Keith Richards and ‘Main Offender’: The best Rolling Stones album of the 1990s?
For much of the 1980s, Mick Jagger and Keith Richards were on the outs. The pair were feuding over the direction The Rolling Stones’ music would take. Jagger wanted to modernise the band’s sound, while Richards wanted to stick with the blues rock formula that had already worked—and worked very well indeed—for the past three decades.
Subsequently, new music by the Stones was not forthcoming for several years, and the 1985 sessions for the desultory Dirty Work album were notably strained, with Jagger recording his vocals over the finished instrumental tracks apart from the rest of the group. It was rare that all five band members were ever in the studio at the same time.
Signed as a solo artist on the back of the Stones’ move to Columbia – CBS Records—something the rest of the group was initially unaware of—Jagger produced She’s the Boss in 1985 alongside a star-studded cast of musical luminaries that included Bill Laswell, Sly & Robbie, Jeff Beck, Nile Rodgers, Herbie Hancock, and Pete Townshend.

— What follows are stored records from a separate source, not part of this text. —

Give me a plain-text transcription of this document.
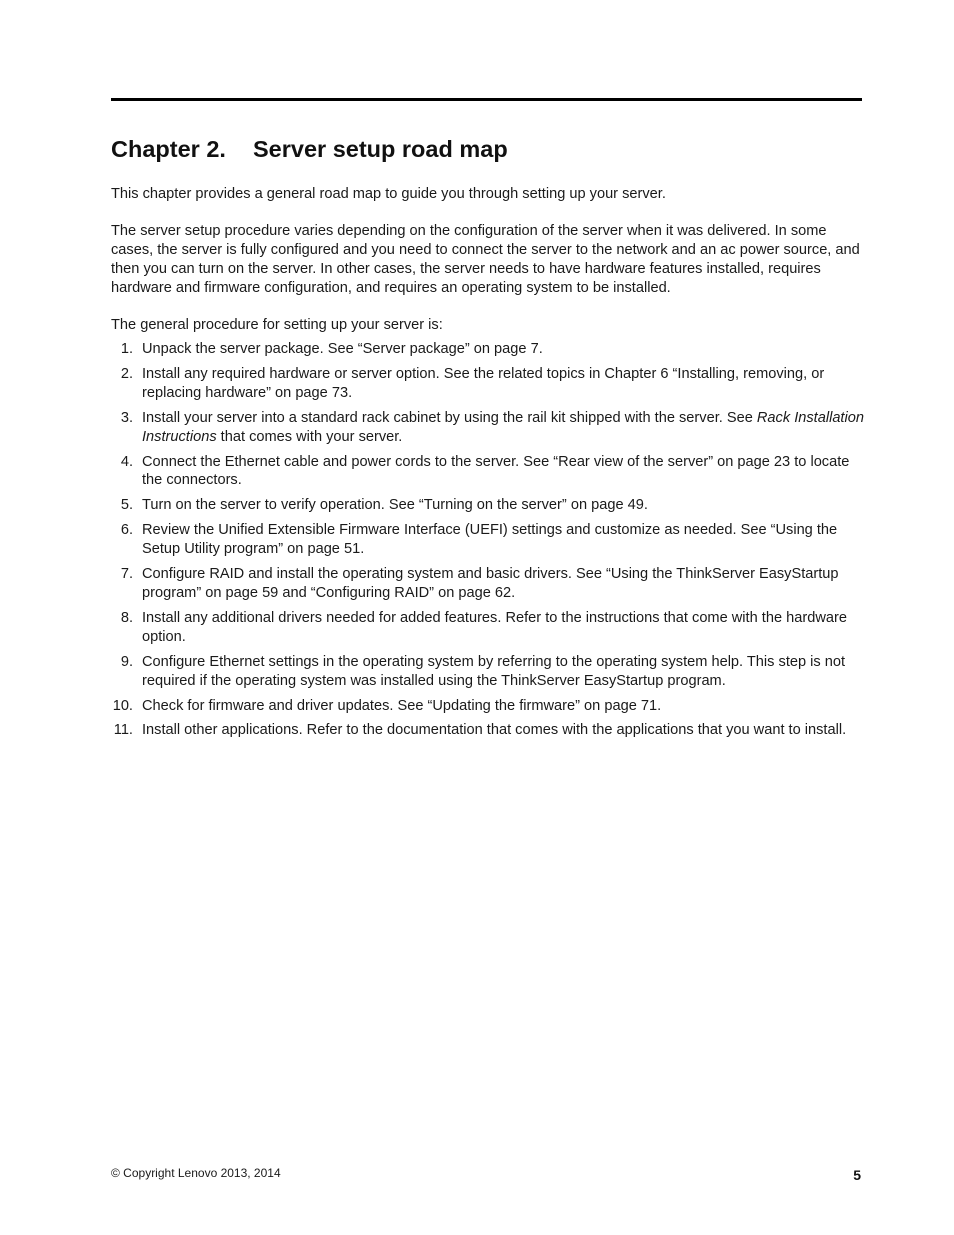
Chapter 2. Server setup road map

This chapter provides a general road map to guide you through setting up your server.

The server setup procedure varies depending on the configuration of the server when it was delivered. In some cases, the server is fully configured and you need to connect the server to the network and an ac power source, and then you can turn on the server. In other cases, the server needs to have hardware features installed, requires hardware and firmware configuration, and requires an operating system to be installed.

The general procedure for setting up your server is:

1. Unpack the server package. See “Server package” on page 7.
2. Install any required hardware or server option. See the related topics in Chapter 6 “Installing, removing, or replacing hardware” on page 73.
3. Install your server into a standard rack cabinet by using the rail kit shipped with the server. See Rack Installation Instructions that comes with your server.
4. Connect the Ethernet cable and power cords to the server. See “Rear view of the server” on page 23 to locate the connectors.
5. Turn on the server to verify operation. See “Turning on the server” on page 49.
6. Review the Unified Extensible Firmware Interface (UEFI) settings and customize as needed. See “Using the Setup Utility program” on page 51.
7. Configure RAID and install the operating system and basic drivers. See “Using the ThinkServer EasyStartup program” on page 59 and “Configuring RAID” on page 62.
8. Install any additional drivers needed for added features. Refer to the instructions that come with the hardware option.
9. Configure Ethernet settings in the operating system by referring to the operating system help. This step is not required if the operating system was installed using the ThinkServer EasyStartup program.
10. Check for firmware and driver updates. See “Updating the firmware” on page 71.
11. Install other applications. Refer to the documentation that comes with the applications that you want to install.
© Copyright Lenovo 2013, 2014	5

At the time, Richards was pissed off about what he saw as Jagger’s lack of commitment to their band. When Jagger refused to tour in support of Dirty Work, choosing to concentrate instead on his solo career, things between the Glimmer Twins deteriorated even further.
Restless at the lack of musical activity, Richards worked as a bandleader on director Taylor Hackford’s Chuck Berry documentary Hail! Hail! Rock ’n’ Roll, assembling a supergroup for two concerts that included Eric Clapton, Etta James, Linda Ronstadt, and Berry’s longtime songwriting partner, pianist Johnnie Johnson. The drummer for the band was a young musician by the name of Steve Jordan, who had played in the Saturday Night Live and Late Night with David Letterman house bands.

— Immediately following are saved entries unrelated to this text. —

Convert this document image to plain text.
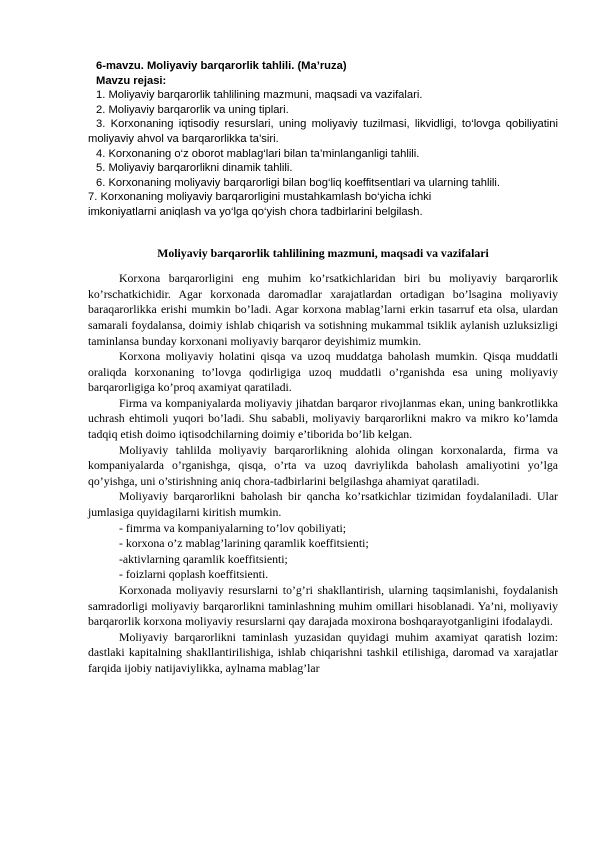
6-mavzu. Moliyaviy barqarorlik tahlili. (Ma’ruza)

Mavzu rejasi:

1. Moliyaviy barqarorlik tahlilining mazmuni, maqsadi va vazifalari.

2. Moliyaviy barqarorlik va uning tiplari.

3. Korxonaning iqtisodiy resurslari, uning moliyaviy tuzilmasi, likvidligi, to‘lovga qobiliyatini moliyaviy ahvol va barqarorlikka ta’siri.

4. Korxonaning o‘z oborot mablag‘lari bilan ta’minlanganligi tahlili.

5. Moliyaviy barqarorlikni dinamik tahlili.

6. Korxonaning moliyaviy barqarorligi bilan bog‘liq koeffitsentlari va ularning tahlili.

7. Korxonaning moliyaviy barqarorligini mustahkamlash bo‘yicha ichki imkoniyatlarni aniqlash va yo‘lga qo‘yish chora tadbirlarini belgilash.

Moliyaviy barqarorlik tahlilining mazmuni, maqsadi va vazifalari

Korxona barqarorligini eng muhim ko’rsatkichlaridan biri bu moliyaviy barqarorlik ko’rschatkichidir. Agar korxonada daromadlar xarajatlardan ortadigan bo’lsagina moliyaviy baraqarorlikka erishi mumkin bo’ladi. Agar korxona mablag’larni erkin tasarruf eta olsa, ulardan samarali foydalansa, doimiy ishlab chiqarish va sotishning mukammal tsiklik aylanish uzluksizligi taminlansa bunday korxonani moliyaviy barqaror deyishimiz mumkin.

Korxona moliyaviy holatini qisqa va uzoq muddatga baholash mumkin. Qisqa muddatli oraliqda korxonaning to’lovga qodirligiga uzoq muddatli o’rganishda esa uning moliyaviy barqarorligiga ko’proq axamiyat qaratiladi.

Firma va kompaniyalarda moliyaviy jihatdan barqaror rivojlanmas ekan, uning bankrotlikka uchrash ehtimoli yuqori bo’ladi. Shu sababli, moliyaviy barqarorlikni makro va mikro ko’lamda tadqiq etish doimo iqtisodchilarning doimiy e’tiborida bo’lib kelgan.

Moliyaviy tahlilda moliyaviy barqarorlikning alohida olingan korxonalarda, firma va kompaniyalarda o’rganishga, qisqa, o’rta va uzoq davriylikda baholash amaliyotini yo’lga qo’yishga, uni o’stirishning aniq chora-tadbirlarini belgilashga ahamiyat qaratiladi.

Moliyaviy barqarorlikni baholash bir qancha ko’rsatkichlar tizimidan foydalaniladi. Ular jumlasiga quyidagilarni kiritish mumkin.

- fimrma va kompaniyalarning to’lov qobiliyati;

- korxona o’z mablag’larining qaramlik koeffitsienti;

-aktivlarning qaramlik koeffitsienti;

- foizlarni qoplash koeffitsienti.

Korxonada moliyaviy resurslarni to’g’ri shakllantirish, ularning taqsimlanishi, foydalanish samradorligi moliyaviy barqarorlikni taminlashning muhim omillari hisoblanadi. Ya’ni, moliyaviy barqarorlik korxona moliyaviy resurslarni qay darajada moxirona boshqarayotganligini ifodalaydi.

Moliyaviy barqarorlikni taminlash yuzasidan quyidagi muhim axamiyat qaratish lozim: dastlaki kapitalning shakllantirilishiga, ishlab chiqarishni tashkil etilishiga, daromad va xarajatlar farqida ijobiy natijaviylikka, aylnama mablag’lar
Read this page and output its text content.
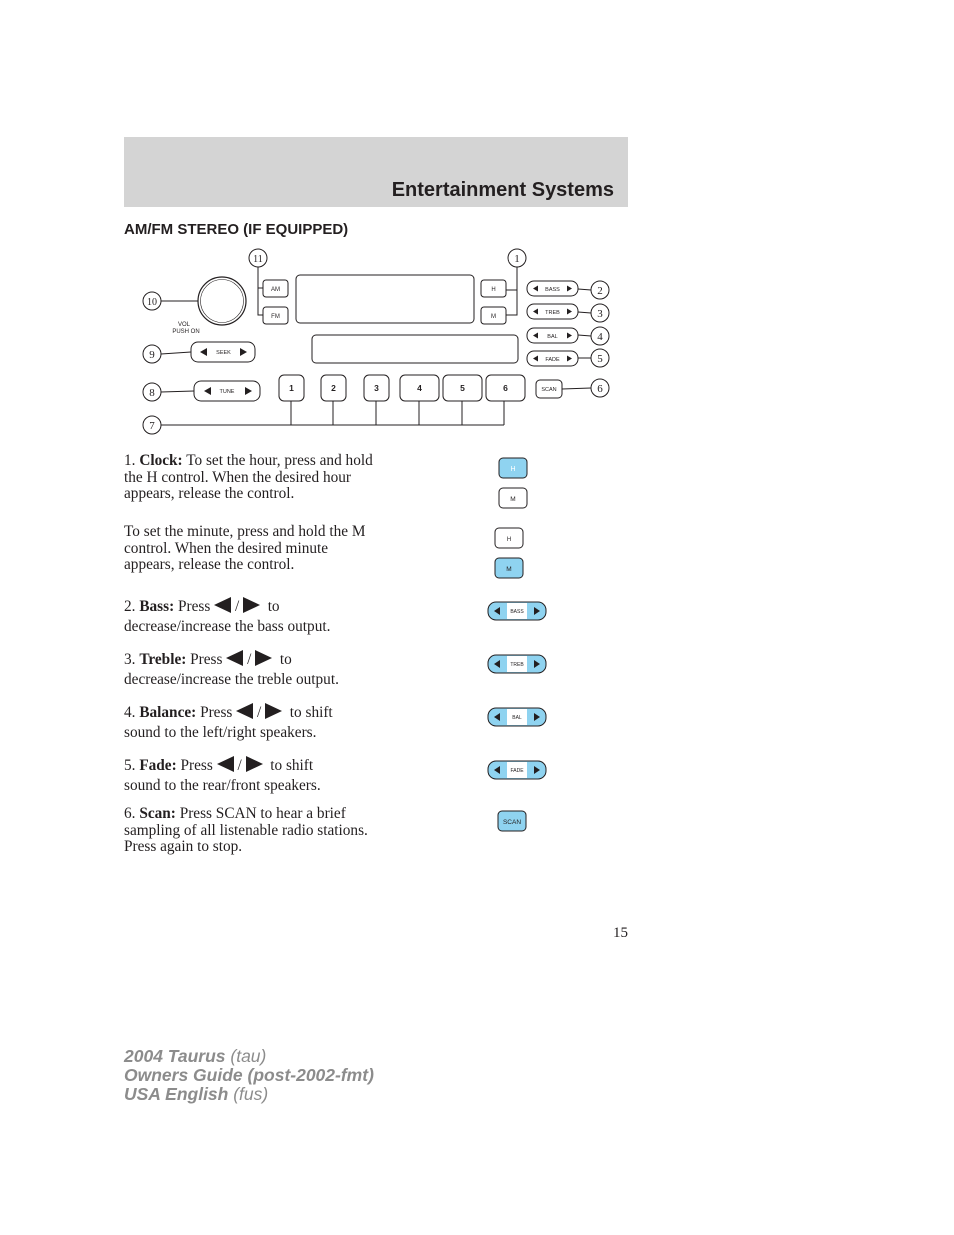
Entertainment Systems
AM/FM STEREO (IF EQUIPPED)
AM
FM
H
M
BASS
TREB
BAL
FADE
SCAN
SEEK
TUNE
VOL
PUSH ON
1	2	3	4	5	6
1
2
3
4
5
6
7
8
9
10
11
1. Clock: To set the hour, press and hold the H control. When the desired hour appears, release the control.
To set the minute, press and hold the M control. When the desired minute appears, release the control.
2. Bass: Press / to
decrease/increase the bass output.
3. Treble: Press / to
decrease/increase the treble output.
4. Balance: Press / to shift
sound to the left/right speakers.
5. Fade: Press / to shift
sound to the rear/front speakers.
6. Scan: Press SCAN to hear a brief sampling of all listenable radio stations. Press again to stop.
H
M
H
M
BASS
TREB
BAL
FADE
SCAN
15
2004 Taurus (tau)
Owners Guide (post-2002-fmt)
USA English (fus)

Richards and Jordan got along great musically – Jordan had already performed on Dirty Work – and formed the X-Pensive Winos for the purpose of recording Richards’ first solo album, the well-received Talk Is Cheap, and a support tour (documented on the Live at the Hollywood Palladium, 15 December 1988 album).
The X-Pensive Winos were put on hold when bridges were finally mended between Jagger and Richards prior to the Rolling Stones induction into the Rock and Roll Hall of Fame in early 1989. The tour in support of the Steel Wheels album was their biggest to date, seeing the Stones trekking all over the globe and raking in around $200 million. When the tour ended, Richards, feeling creatively energised, set about writing songs again with Steve Jordan that eventually became 1992’s Main Offender album.

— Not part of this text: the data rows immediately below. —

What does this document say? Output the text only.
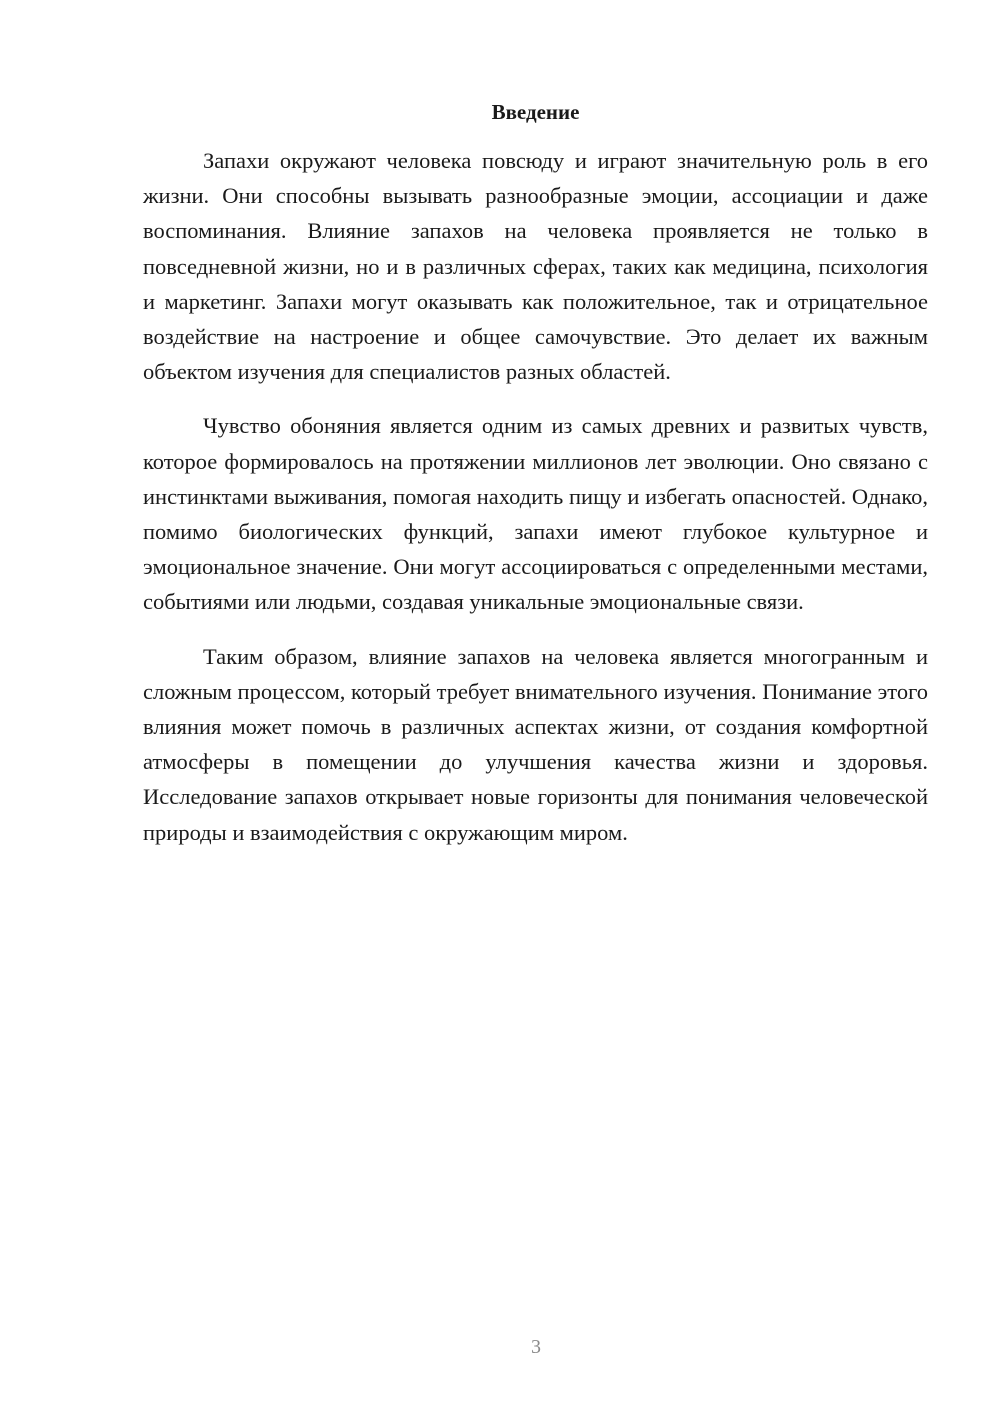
Введение

Запахи окружают человека повсюду и играют значительную роль в его жизни. Они способны вызывать разнообразные эмоции, ассоциации и даже воспоминания. Влияние запахов на человека проявляется не только в повседневной жизни, но и в различных сферах, таких как медицина, психология и маркетинг. Запахи могут оказывать как положительное, так и отрицательное воздействие на настроение и общее самочувствие. Это делает их важным объектом изучения для специалистов разных областей.

Чувство обоняния является одним из самых древних и развитых чувств, которое формировалось на протяжении миллионов лет эволюции. Оно связано с инстинктами выживания, помогая находить пищу и избегать опасностей. Однако, помимо биологических функций, запахи имеют глубокое культурное и эмоциональное значение. Они могут ассоциироваться с определенными местами, событиями или людьми, создавая уникальные эмоциональные связи.

Таким образом, влияние запахов на человека является многогранным и сложным процессом, который требует внимательного изучения. Понимание этого влияния может помочь в различных аспектах жизни, от создания комфортной атмосферы в помещении до улучшения качества жизни и здоровья. Исследование запахов открывает новые горизонты для понимания человеческой природы и взаимодействия с окружающим миром.

3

For Main Offender, the X-Pensive Winos added guitarist Waddy Wachtel to the group. Wachtel, a musical sideman of some renown who has worked with the likes of Stevie Nicks, Linda Ronstadt, James Taylor, Warren Zevon, Bryan Ferry, and Jackson Browne, was brought in to co-produce the album with Richards and Jordan, and he co-wrote four of the album’s songs with them.
“If you’re a musician, silence is your canvas and you never want to fill in the whole thing because then you’ve just covered it all… One of the most interesting parts about music is where you don’t play.”
Keith Richards
Where Talk Is Cheap had something to prove following Richards’ musical declaration of independence, Main Offender is nothing short of pure attitude. There’s a confidence here that borders on nonchalant swagger, a record made by a man who knows exactly who he is and doesn’t give a fuck if you’re not on board. The opening riff of ‘999’ sounds like it fell out of the guitarist’s half-empty bottle of Jack Daniels. Tracks like ‘Wicked As It Seems’ and ‘Eileen’ barrel forward, soaked in open G tuning and the kind of outlaw sincerity only Keith Richards could deliver without flinching. It’s as if Richards was trying to remind everyone that rock ‘n’ roll is supposed to be dangerous, sexy, and a little bit stupid—and doing a damn good job of it.
The real trick of Main Offender is that it doesn’t try to sound “current”, even by 1992 standards. It’s defiantly analogue, defiantly live, and defiantly Keef. Steve Jordan’s drumming is razor sharp but loose where it counts, and Waddy Wachtel’s playing cuts through the mix like a rusty switchblade. There’s a feel here – grimy, intimate, and a little unhinged – that no Stones album from that period came close to touching.
Main Offender was critically acclaimed and featured some fantastic performances, but it just barely made the bottom rungs of the US album charts. The subsequent tour, however, was a big success. The X-Pensive Winos were then put on ice again when the Rolling Stones regrouped for the Voodoo Lounge album and the $320m-grossing world tour of the same name. The Winos would eventually return in 2015 for the Crosseyed Heart album.